The $10,000 in it was withdrawn on January 13th. The sum consisted of interest and government grants. This is the part called EAP, for Educational Assistance Payments.
“I felt like crying. I asked, “What are we doing? Banks usually have insurance.” They had no information about it. They always said it wasn’t their fault. The woman had to tell me. say back 25 times,” the mother of two grown children told me over the phone. She was visibly upset. We would be less.
The only good news is that her son, who is under RESP withdrawal age, has an intact account. The scammers, Kaleido told her, provided false proof of enrollment in a college course in order to get her daughter’s money. They also changed the bank account number on file to get the money back.
Another mother, who wishes not to be identified, experienced the same thing. Her child’s RESP at university was completely drained by scammers who provided Kaleido with fake educational credentials for five-figure withdrawals. This case caused much sorrow in the family.
A third La Presse reader contacted me after receiving a call from Kaleido. “All available funds from my child’s RESP were paid out on January 9 without my knowledge. »
In order to submit an RESP withdrawal request online, you must access your file using a six-digit identification code and password provided by Kaleido.
Linda Charrette wonders how the scammers got access to this code other than by accessing Kaleido’s databases. In its notices, the company claims that the “personal information” it used maliciously “came illegally from another source.”
Even more worrying than what the thieves are doing is the question of recovering the stolen funds. Linda Charrette swears that despite her specific questions on the subject, she was not told anything to reassure her. We have to call her back in a few days.
Kaleido’s Julie Cyr says her organization “enjoys the usual protections” for an institution like hers.
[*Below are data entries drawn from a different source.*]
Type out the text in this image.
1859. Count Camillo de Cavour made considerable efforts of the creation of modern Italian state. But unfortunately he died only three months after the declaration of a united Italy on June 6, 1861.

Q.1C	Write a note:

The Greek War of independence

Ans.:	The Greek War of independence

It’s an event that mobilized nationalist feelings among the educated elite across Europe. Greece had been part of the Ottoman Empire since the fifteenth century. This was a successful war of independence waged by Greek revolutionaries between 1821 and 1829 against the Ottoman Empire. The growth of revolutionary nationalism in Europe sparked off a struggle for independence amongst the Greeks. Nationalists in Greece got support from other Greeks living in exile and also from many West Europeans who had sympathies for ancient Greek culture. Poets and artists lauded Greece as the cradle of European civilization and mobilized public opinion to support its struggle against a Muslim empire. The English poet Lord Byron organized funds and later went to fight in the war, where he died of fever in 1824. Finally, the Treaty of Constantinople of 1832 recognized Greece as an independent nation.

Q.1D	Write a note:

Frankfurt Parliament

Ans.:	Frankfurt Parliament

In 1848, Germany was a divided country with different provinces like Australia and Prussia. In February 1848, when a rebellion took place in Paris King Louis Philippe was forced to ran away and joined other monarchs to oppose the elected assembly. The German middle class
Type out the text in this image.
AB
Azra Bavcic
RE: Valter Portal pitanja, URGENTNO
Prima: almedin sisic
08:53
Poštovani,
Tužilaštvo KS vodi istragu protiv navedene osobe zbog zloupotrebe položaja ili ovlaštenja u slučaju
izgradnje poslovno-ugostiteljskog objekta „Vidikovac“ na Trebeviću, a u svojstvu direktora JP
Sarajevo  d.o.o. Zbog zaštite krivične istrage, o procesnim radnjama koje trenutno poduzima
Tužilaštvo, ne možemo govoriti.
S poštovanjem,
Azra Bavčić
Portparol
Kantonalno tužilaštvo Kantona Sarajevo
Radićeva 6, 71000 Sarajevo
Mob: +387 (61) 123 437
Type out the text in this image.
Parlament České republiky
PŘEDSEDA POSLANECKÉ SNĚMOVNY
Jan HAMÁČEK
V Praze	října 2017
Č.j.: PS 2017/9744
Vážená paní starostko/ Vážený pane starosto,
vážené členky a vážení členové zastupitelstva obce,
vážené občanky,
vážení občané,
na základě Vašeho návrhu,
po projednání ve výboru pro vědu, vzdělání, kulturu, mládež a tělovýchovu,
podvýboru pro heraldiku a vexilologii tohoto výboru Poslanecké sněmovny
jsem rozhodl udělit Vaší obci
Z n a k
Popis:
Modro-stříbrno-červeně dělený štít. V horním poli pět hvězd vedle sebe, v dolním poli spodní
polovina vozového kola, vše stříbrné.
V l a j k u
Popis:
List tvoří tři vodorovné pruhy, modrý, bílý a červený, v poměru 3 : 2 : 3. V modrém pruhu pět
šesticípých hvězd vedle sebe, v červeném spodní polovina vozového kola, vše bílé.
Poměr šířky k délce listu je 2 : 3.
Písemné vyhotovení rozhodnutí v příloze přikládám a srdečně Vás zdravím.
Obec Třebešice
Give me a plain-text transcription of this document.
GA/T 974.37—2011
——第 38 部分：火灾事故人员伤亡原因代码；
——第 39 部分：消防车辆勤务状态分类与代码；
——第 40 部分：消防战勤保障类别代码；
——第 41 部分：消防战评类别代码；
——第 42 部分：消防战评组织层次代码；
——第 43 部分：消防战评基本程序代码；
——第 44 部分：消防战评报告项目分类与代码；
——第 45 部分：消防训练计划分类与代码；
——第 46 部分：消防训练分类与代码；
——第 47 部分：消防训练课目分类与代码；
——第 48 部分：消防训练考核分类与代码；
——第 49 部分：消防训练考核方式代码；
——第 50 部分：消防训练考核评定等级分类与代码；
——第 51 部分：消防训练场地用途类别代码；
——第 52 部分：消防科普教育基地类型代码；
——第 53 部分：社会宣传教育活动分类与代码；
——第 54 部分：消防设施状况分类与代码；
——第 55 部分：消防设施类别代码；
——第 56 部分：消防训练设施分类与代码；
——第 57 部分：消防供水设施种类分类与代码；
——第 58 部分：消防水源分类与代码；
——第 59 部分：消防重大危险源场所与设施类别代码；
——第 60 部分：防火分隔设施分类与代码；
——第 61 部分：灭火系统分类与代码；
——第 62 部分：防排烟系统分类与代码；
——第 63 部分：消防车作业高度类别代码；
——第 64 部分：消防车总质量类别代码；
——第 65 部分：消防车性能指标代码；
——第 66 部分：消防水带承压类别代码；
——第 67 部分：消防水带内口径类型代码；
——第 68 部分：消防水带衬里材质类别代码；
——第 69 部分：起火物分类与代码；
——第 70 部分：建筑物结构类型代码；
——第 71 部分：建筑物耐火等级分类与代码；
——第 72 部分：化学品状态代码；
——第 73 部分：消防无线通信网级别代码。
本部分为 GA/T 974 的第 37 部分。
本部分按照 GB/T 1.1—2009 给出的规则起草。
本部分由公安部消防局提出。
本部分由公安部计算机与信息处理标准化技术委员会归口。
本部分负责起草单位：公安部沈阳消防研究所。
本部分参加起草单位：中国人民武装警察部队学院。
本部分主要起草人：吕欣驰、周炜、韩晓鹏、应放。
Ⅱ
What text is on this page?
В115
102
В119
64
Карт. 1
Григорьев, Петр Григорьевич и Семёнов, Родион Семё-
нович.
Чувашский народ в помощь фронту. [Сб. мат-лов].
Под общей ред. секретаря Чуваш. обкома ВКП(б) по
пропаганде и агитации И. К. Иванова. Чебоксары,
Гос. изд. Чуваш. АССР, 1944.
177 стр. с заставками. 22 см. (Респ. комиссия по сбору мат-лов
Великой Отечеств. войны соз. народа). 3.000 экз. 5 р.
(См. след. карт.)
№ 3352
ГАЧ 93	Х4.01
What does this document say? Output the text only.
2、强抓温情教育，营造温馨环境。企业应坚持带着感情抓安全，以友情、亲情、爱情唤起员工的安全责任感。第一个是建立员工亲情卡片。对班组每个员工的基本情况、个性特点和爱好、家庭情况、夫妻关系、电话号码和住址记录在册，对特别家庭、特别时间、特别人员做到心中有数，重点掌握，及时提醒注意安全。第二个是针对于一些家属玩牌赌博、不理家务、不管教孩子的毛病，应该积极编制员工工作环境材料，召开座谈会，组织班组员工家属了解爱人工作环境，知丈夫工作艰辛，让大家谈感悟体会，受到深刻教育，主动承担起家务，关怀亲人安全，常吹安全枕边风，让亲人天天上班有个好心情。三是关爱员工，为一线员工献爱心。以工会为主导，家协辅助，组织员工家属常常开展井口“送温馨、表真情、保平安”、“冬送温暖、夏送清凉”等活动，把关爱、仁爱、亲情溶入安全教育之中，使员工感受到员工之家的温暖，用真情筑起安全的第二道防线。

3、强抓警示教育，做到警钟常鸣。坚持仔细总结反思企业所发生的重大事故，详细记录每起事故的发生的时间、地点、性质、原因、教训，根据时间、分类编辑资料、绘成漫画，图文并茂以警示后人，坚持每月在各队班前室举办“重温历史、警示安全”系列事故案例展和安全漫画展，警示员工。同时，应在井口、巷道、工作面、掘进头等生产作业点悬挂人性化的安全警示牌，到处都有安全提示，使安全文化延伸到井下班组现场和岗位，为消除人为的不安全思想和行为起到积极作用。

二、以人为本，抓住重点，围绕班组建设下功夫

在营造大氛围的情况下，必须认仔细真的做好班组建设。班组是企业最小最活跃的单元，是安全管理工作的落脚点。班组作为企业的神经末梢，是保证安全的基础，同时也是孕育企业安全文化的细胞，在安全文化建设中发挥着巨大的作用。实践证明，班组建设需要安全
But she adds: “In order not to damage the process, we cannot comment further. Our wish is that this situation does not have any negative consequences for our customers. We work closely with our stakeholders to find solutions. »
I’m not sure I would sleep on both ears while reading if I lost my child’s education savings. Kaleido didn’t tell me how much money was stolen in total.
Kaleido is registered with the AMF, but the latter only protects deposits in the event of bankruptcy of a financial institution. Events are still taken seriously. “We understand the current concerns of many insurers. The AMF has requested a series of information from the company, as well as a concrete action plan in order to take the appropriate measures to remedy the situation,” spokesman Sylvain Théberge told me.
The AMF also manages a compensation fund for victims of fraud committed by a licensed employee. Kaleido, the Royal Canadian Mounted Police and security experts from KPMG will have to wait and see whether the victims can make claims there.
On Tuesday, Kaleido reactivated its online services for all of its customers whose accounts were not the subject of a “malicious attempt”. The Company encourages its customers to change their password and validate compliance of activity on their account. The level of surveillance on its systems has been increased to detect unusual activity in real time, Ms Cyr assures, and double authentication must be introduced in 2023.
“According to our external security firm, our security index is above the average for Quebec companies using a high-maturity enterprise repository,” added the Kaleido representative.
If our savings could be stolen from a company with an above-average security rating, can we still rest easy?